[Editor's note: A correction ran concerning this story; see end of article.]
I have just returned from a half-hour visit to www.fortunecity.com/lavendar/fullmonty/ 282/, a.k.a. the Matt Damon Column--"a forum for sharing news among Matt fans." Never let it be said that the movie critic doesn't suffer as much as the movie star for his art. I took this perilous journey into celebrity cyberspace in an earnest attempt to understand and appreciate the alleged appeal of the most nondescript Hollywood actor since Chris O'Donnell; you might even say that the critic was goodwill hunting. But after 30 minutes, all I had found was more evidence to suggest that the "talented" Mr. Damon is no less elusive and ambiguous in character than the talented Mr. Ripley--even to his most devoted admirers.

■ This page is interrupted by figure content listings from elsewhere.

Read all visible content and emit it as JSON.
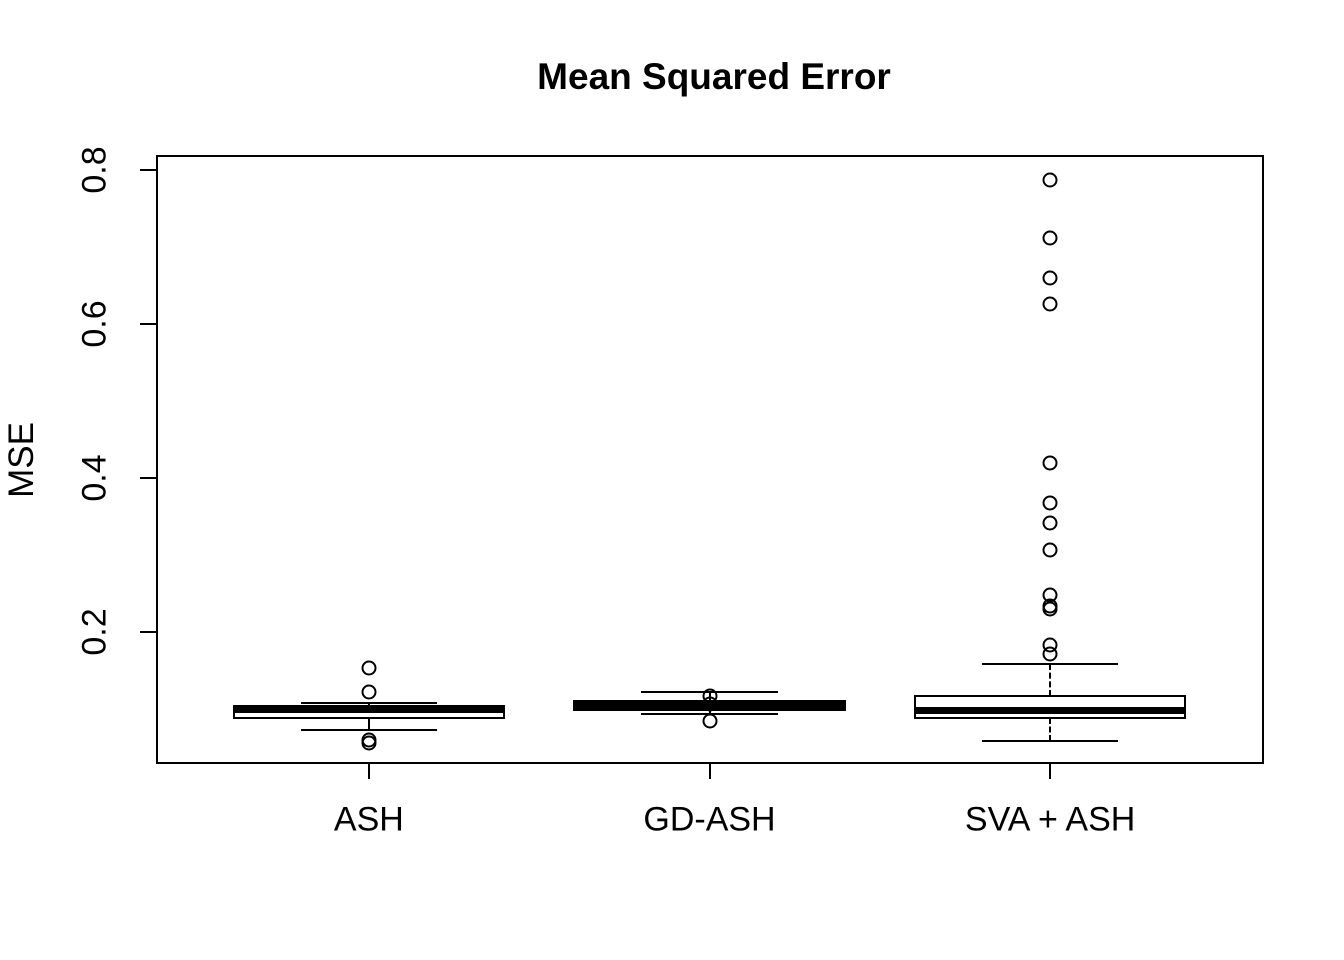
{
  "chart_data": {
    "type": "boxplot",
    "title": "Mean Squared Error",
    "ylabel": "MSE",
    "xlabel": "",
    "categories": [
      "ASH",
      "GD-ASH",
      "SVA + ASH"
    ],
    "ylim": [
      0.03,
      0.818
    ],
    "xlim": [
      0.375,
      3.625
    ],
    "grid": false,
    "legend": "none",
    "y_ticks": [
      {
        "value": 0.2,
        "label": "0.2"
      },
      {
        "value": 0.4,
        "label": "0.4"
      },
      {
        "value": 0.6,
        "label": "0.6"
      },
      {
        "value": 0.8,
        "label": "0.8"
      }
    ],
    "series": [
      {
        "name": "ASH",
        "x": 1,
        "median": 0.0995,
        "q1": 0.088,
        "q3": 0.104,
        "whisker_low": 0.073,
        "whisker_high": 0.108,
        "outliers": [
          0.153,
          0.122,
          0.06,
          0.056
        ]
      },
      {
        "name": "GD-ASH",
        "x": 2,
        "median": 0.1045,
        "q1": 0.099,
        "q3": 0.11,
        "whisker_low": 0.094,
        "whisker_high": 0.122,
        "outliers": [
          0.117,
          0.106,
          0.085
        ]
      },
      {
        "name": "SVA + ASH",
        "x": 3,
        "median": 0.098,
        "q1": 0.089,
        "q3": 0.117,
        "whisker_low": 0.059,
        "whisker_high": 0.158,
        "outliers": [
          0.787,
          0.711,
          0.66,
          0.626,
          0.419,
          0.368,
          0.341,
          0.306,
          0.248,
          0.234,
          0.23,
          0.183,
          0.172
        ]
      }
    ],
    "style": {
      "fg": "#000000",
      "bg": "#ffffff",
      "box_width_frac": 0.8,
      "staple_width_frac": 0.4
    }
  }
}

"Why are you so damn cute???" asks bttrflyj77 during a frenzied online chat with the man himself--who, of course, never answers. Angelann reports from a recent Tonight Show taping: "He is sooo amazingly gorgeous up close." Okay, but hooow sooo? According to an anonymous observer: "Matt really did look like a little kid in those pajama-like Sox uniforms"--worn, as you must know, while throwing the first pitch at a Fenway game in his native Beantown. Still, "he is now projecting a lot more self-assurance"--or so it appeared on Letterman. And what does the Band-Aid-colored boy-next-door superstar himself think of all this? "I'm not even sure what my image is," he tells the Dallas Morning News. "Just what is my image, anyway?"
Good question, especially for an actor whose impersonation of an impersonator--the aforementioned Mr. Ripley--remains his most indelible turn. Let's just say that Damon is more than brilliantly cast as Robert Ludlum's titular amnesiac in The Bourne Identity, a film that has had nearly as many release dates as its enigmatic protagonist has passports. Introduced as a shadowy figure floating in the Mediterranean just south of Marseilles, Damon's neatly groomed question mark is plucked out of the sea and saved from death by benevolent fishermen who ask for his name and then watch him faint before he can answer. Later described as "a malfunctioning $30 million weapon" (actually, the actor's check was a mere $10 million for this one), our wayward hero traces the Swiss bank-account number implanted in his body to a safe-deposit box that includes stacks of cash and a gun. (What more could the genre require, even for a cipher of a star?) Bourne, we discover, is a secret agent of sorts, which maybe helps to explain why he keeps the Damon faithful waiting a full hour to confirm that...he isn't gay.
The love scenes between Bourne and Marie (Franka Potente), a young German drifter who accepts $10,000 to drive the mystery man to Paris, aren't nearly convincing enough to account for why she sticks around after the bullets start flying. Maybe she digs the techno soundtrack that seems to follow Bourne wherever he goes. (When Marie asks the bland Bourne what kind of music he likes, he naturally replies, "I don't know.") Hipster director Doug Liman (Swingers, Go) gets a giggle out of giving minuscule roles to notable actors (Julia Stiles, Clive Owen, Brian Cox, Josh Hamilton) as another means of messing with the stargazer's sense of identity. But his master stroke--not counting the taut scene of Bourne piloting a vintage Mini Cooper as if it were a Porsche--is in getting an actor of deeply hidden talents to play to his weakness.
The Bourne Identity is a shrewd acknowledgment of the plasticity of Hollywood celebrity. So is a new PR scheme that at least one studio has contrived to cut costs in tough times: Instead of inviting reporters in smaller markets to fly to coastal talent-schmoozing events at ritzy hotels on the company dime (ah, the memories...), 20th-Century Fox has begun mailing audiocassettes of roundtable interviews with VIPs at those events.
The implicit pitch: Enjoy these quotes from Tom Cruise and Steven Spielberg for use in your articles--without leaving the comfort of your own office!
If the virtual experience of meeting movie stars seems an apt substitute for the real one, that rather suits Spielberg's Minority Report, set in a hypertech 2054 where Cruise's character converses with 3-D holograms of his wife and son in lieu of his actual loved ones. Speaking of artificial intelligence, one inquiring mind on Fox's tape can be heard wondering why Cruise's last four films (Eyes Wide Shut, M:I-2, Vanilla Sky, and Minority Report) feature the cryptic actor wearing masks. "What are you trying to hide?" the writer asks. The superstar issues a hearty laugh that lasts exactly 3.8 seconds. I could almost swear he was in my room.
Correction published July 18, 2002: In the original version of this review, the car Matt Damon's character drives in The Bourne Identity was misidentifed as a Renault. The car is actually a vintage Mini Cooper. The above version of the review reflects the corrected text. City Pages regrets the error.